# Preprocessing

Convert the raw data from FormKeep (csv) and GetForm (xls) services
and save them into `raw-data-processed.csv`.

FormKeep files have been slightly modified manually to use
the same columns as GetForm files.

In [46]:
import glob
import logging
import numpy as np
import os
import pandas as pd
from collections import OrderedDict
from pandas import Series, DataFrame
import xml.etree.ElementTree as ET

# excel (xls, xlsx) reading also requires
# pip install xlrd
# pip install openpyxl

In [47]:
# RE patterns for files to load from
LOAD_FROM = ["raw_data/devanagari/*.csv",
             "raw_data/devanagari/*.xls",
             "raw_data/devanagari/*.xlsx",
             "raw_data/cyrillic/*.csv",
             "raw_data/cyrillic/*.xls",
             "raw_data/cyrillic/*.xlsx",
             "raw_data/latin_and_cyrillic/*.csv",
             "raw_data/latin_and_cyrillic/*.xls",
             "raw_data/latin_and_cyrillic/*.xlsx",
             ]
# folder to save the CSVs to
SAVE_TO = "csv/"

logging.basicConfig(level=logging.INFO, format='%(message)s')

In [78]:
# ----------------------------------------------------------------------
# Language normalisation

PUNCTUATION = ["(", "+", ")", "/", "&", " ", ".", ";", " - ", u"।"]

ANDS = [u"and", u"ий", u"и", u"і", u"й", u"та", u"and", u"&", u"और", u"व", u"तथा", "aur"]

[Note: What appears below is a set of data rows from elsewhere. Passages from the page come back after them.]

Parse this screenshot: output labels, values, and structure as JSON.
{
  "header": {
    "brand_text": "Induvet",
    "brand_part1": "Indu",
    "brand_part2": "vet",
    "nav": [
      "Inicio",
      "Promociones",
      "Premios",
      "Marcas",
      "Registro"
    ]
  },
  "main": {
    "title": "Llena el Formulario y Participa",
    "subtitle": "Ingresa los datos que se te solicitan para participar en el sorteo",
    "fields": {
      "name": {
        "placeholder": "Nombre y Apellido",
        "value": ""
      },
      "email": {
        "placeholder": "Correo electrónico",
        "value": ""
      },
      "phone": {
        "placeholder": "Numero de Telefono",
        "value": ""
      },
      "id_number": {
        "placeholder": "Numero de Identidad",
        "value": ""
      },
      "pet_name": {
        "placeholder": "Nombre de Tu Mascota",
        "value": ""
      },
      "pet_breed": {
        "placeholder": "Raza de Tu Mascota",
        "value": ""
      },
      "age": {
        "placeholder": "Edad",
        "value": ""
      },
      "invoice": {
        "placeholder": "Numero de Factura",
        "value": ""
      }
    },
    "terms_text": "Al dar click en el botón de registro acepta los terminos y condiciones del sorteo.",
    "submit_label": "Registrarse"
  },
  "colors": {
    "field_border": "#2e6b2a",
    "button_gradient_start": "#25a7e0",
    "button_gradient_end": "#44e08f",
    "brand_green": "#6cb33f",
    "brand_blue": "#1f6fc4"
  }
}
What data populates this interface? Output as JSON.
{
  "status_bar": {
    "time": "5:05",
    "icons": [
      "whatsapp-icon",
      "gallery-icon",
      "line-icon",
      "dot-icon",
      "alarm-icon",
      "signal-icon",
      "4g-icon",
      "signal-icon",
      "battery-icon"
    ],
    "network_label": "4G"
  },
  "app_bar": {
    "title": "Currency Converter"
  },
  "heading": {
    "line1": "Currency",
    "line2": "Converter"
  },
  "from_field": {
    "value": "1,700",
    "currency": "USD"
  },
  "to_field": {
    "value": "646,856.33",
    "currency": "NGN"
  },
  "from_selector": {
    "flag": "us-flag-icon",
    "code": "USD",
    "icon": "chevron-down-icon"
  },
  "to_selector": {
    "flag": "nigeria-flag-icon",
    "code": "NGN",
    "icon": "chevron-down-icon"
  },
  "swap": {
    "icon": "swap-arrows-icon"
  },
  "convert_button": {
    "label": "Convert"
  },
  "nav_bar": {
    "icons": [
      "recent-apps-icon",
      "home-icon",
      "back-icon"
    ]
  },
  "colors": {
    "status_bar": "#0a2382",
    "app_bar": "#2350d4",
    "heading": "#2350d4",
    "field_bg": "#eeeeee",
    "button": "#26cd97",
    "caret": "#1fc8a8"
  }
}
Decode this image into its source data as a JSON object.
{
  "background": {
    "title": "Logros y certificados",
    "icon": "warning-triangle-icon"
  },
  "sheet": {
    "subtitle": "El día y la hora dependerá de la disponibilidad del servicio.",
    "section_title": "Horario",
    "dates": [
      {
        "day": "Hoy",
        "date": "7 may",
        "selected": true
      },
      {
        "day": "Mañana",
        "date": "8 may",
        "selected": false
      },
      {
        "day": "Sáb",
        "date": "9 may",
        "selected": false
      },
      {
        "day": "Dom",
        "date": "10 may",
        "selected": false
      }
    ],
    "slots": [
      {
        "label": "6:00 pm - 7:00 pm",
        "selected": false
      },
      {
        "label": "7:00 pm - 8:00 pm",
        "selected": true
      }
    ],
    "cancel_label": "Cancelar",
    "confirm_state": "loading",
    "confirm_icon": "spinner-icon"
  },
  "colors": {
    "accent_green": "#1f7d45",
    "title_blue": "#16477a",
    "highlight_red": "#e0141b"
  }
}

LANGS_CORRECTIONS_SEARCH = OrderedDict([
    (u"most of cyrillic based.", ""),
    (u"(can read english more fluently than hindi)", ""),
    (u"my mobile set has only one language, hence such replies", ""),
    (u"थोड़ी", ""),  # a little
    (u"थोड़ी", ""),  # a little
    (u"(no script for kashmiri)", ""),
    (u"less fluently", ""),
    (u"некоторые славянские", ""),
    (u"most of latin-based", ""),
    (u"(i.e. scandinavian)", ""),
    (u"но весьма прилично", ""),
    (u"; не идеально", ""),
    (u"will see", ""),
    (u"языках", ""),  # languages
    (u"язык", ""),  # a language
    (u"на ", ""),  # on
    (u"basic", ""),
    (u"none", ""),
    (u"भाषा", ""),  # language
    (u"लिपीके", ""),  # script
    (u"सब", ""),  # all
    (u"на своем есть жи", "russian"),  # on its own?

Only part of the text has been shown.